I was so broke. I ate a lot of cereal, hot dogs and pasta because that’s all I could afford. I neglected myself and my home because I was so depressed. I finally realized that I couldn’t live there anymore and definitely couldn’t work where I was working anymore. This was in 2013. When I went to sell my house, I owed more than what it was worth. I paid on that mortgage for almost six years, and I had paid off basically nothing. It took more than a year to sell that house, and the only way it was sold was by taking out a loan to pay the different in what it sold for and what I owed on it. Took me four years to pay off that loan.

And special thanks to my family for working on selling the house after I got a job 7 hours away. I could not have done that without them.

Another part of my quarter-life crisis was that I thought it would be a grand idea to own a bunch of pets. Hey, I have a house! I can do what I want! So, I ended up with 10 pets. TEN. What was I even thinking? I had five cats, a dog, three birds and a hamster. So many regrets. First off, I learned that I am NOT a dog person. I like to visit with them, but owning them? NO. Dogs are very high maintenance and much more expensive to take care of than a cat. I learned that birds are very messy and loud. I learned that five cats is way too many. And I learned that hamsters are adorable, but the cage requires constant cleaning.

Also, who would have guessed it? Owning 10 pets is expensive. I bought a house before the Great Recession, then thought “Hey, what would make this more stressful?
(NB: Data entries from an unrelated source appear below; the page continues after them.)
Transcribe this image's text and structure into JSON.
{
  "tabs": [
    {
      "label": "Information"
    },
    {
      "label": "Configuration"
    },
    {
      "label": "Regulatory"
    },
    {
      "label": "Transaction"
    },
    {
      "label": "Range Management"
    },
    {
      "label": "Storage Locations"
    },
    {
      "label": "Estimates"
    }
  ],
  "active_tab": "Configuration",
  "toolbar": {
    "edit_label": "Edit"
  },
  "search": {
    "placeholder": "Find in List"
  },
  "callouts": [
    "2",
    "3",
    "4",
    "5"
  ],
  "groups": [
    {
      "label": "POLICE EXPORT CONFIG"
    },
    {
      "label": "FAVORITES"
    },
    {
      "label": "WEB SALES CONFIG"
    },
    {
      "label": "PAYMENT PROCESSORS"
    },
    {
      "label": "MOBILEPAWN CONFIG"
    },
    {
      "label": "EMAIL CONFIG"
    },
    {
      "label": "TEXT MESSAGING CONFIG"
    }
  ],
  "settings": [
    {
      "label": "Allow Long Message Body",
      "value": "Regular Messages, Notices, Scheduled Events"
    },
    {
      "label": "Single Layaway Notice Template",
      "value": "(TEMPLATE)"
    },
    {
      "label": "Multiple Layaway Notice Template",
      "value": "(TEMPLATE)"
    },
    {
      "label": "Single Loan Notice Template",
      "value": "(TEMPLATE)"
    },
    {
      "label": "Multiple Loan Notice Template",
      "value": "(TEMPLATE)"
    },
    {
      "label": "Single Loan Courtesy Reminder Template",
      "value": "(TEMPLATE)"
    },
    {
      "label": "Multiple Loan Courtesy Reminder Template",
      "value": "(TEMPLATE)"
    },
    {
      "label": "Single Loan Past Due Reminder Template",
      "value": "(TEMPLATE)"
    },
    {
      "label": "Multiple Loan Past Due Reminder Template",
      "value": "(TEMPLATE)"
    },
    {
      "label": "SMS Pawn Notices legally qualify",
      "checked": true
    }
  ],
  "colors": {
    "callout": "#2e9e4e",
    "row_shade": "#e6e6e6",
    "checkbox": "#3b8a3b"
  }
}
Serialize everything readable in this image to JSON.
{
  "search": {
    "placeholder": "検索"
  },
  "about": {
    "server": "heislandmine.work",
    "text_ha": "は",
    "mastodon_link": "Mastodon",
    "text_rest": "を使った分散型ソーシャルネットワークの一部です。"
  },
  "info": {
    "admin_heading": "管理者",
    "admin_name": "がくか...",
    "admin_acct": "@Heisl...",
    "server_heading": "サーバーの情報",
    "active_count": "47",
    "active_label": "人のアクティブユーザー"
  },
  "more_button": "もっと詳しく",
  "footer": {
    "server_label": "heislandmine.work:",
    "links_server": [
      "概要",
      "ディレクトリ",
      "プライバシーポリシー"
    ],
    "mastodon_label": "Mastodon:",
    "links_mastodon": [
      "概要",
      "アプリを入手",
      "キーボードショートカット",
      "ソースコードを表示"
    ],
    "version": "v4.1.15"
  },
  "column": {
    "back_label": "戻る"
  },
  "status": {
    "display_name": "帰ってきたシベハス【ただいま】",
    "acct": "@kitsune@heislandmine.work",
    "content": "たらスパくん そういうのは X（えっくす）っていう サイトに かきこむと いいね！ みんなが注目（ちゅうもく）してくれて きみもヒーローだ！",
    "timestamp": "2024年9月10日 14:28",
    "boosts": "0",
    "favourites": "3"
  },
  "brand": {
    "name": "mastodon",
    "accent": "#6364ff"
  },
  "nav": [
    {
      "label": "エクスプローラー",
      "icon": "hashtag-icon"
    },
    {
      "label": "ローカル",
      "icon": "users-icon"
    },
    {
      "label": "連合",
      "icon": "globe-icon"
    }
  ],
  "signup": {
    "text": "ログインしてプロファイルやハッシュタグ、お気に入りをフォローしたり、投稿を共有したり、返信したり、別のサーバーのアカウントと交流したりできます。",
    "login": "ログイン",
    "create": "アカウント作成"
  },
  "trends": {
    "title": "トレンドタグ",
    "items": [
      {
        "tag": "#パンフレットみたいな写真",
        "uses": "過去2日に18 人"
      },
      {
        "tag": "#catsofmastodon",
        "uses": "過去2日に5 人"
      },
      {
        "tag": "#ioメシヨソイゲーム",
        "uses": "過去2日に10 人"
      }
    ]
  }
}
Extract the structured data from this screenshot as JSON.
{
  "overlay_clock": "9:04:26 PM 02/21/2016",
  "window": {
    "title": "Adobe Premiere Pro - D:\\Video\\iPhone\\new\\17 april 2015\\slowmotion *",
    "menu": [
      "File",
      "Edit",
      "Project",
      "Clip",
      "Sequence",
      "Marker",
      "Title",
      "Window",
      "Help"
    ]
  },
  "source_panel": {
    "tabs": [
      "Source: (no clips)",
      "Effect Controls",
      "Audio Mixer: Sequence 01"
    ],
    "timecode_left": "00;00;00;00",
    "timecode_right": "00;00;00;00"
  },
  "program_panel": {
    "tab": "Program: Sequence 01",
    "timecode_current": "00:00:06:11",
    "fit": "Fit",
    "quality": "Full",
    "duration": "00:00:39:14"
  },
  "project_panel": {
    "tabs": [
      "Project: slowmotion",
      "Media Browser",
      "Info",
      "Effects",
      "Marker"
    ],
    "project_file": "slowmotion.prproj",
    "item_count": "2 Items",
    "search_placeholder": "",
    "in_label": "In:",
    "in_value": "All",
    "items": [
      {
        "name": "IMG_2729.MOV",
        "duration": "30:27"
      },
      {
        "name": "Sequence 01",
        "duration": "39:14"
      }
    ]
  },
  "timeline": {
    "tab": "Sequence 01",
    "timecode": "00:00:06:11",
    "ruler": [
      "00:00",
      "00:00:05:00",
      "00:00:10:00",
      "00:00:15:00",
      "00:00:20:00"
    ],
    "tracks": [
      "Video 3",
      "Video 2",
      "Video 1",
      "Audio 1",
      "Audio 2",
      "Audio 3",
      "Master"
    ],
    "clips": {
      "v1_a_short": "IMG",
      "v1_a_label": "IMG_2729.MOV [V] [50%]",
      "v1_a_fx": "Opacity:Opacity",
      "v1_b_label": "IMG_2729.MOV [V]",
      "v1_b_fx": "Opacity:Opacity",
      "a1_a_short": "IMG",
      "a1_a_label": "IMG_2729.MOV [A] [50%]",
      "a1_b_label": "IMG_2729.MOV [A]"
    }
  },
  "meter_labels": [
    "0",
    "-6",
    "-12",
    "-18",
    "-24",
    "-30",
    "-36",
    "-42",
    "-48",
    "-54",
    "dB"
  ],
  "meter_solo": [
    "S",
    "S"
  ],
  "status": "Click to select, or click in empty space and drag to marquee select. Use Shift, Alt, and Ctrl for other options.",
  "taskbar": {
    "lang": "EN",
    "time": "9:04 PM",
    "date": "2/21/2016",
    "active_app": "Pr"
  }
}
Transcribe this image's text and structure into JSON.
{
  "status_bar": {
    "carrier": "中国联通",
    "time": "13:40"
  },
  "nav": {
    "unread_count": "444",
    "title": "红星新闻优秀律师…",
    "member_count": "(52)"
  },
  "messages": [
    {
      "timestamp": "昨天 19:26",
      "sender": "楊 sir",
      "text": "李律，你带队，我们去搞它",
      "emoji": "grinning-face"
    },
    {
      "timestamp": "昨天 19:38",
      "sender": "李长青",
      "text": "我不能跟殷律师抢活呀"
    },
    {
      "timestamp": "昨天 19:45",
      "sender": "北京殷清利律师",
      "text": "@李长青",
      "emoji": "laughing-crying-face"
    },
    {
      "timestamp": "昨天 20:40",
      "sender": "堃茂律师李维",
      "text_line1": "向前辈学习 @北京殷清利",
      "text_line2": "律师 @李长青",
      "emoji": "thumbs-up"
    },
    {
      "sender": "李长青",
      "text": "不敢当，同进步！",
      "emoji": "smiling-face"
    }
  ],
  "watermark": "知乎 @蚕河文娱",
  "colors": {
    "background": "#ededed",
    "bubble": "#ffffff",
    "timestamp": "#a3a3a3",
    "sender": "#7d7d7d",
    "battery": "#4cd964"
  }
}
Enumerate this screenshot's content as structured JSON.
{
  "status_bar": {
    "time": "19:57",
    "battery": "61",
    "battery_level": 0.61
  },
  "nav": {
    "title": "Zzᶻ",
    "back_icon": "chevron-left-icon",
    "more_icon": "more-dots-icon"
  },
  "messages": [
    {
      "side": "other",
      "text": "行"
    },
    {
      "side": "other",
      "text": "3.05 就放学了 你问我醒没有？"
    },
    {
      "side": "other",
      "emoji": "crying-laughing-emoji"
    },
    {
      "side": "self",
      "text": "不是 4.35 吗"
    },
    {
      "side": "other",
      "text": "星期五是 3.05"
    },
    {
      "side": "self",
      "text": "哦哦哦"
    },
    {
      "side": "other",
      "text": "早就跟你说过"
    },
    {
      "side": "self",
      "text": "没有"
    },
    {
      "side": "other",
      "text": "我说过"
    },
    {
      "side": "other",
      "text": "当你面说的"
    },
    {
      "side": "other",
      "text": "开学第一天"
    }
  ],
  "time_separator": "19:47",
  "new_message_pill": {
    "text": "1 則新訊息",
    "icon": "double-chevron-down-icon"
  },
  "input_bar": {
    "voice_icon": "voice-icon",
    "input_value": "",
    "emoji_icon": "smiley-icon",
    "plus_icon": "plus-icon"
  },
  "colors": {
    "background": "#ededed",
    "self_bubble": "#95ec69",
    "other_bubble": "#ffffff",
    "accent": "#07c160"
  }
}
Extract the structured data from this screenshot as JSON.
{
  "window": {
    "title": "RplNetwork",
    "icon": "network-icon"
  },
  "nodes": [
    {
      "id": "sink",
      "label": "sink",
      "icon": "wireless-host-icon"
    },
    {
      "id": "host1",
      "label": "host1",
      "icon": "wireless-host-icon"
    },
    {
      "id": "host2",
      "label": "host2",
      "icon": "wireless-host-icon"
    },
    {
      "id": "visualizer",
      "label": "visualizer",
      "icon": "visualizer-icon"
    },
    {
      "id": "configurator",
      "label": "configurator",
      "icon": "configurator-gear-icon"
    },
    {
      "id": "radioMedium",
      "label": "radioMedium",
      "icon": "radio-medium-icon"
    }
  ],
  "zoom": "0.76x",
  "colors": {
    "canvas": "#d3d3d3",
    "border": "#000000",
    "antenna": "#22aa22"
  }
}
Ten pets!” So, I was so broke that I simply could not take care of all of these pets anymore. My hamster, Rodney, died of old age. So, I had to give away the birds (Ebby, Ivy and Olive), and I had to take three of the cats (Zig, Zag and Orion) and the dog (Loki) to a no-kill shelter. Please don’t be like me. Think, budget, plan, think think think think before you get pets. I will always feel guilty about having to give those sweeties away. I would share photos, but I just can’t bear to.

So, folks, know that a quarter-life crisis is a thing. I wish I had known. Would I have made the same choices? I don’t know. Hopefully not. I went into a massive amount of debt because of these choices, and I only recently paid off my last loan. Don’t be like me!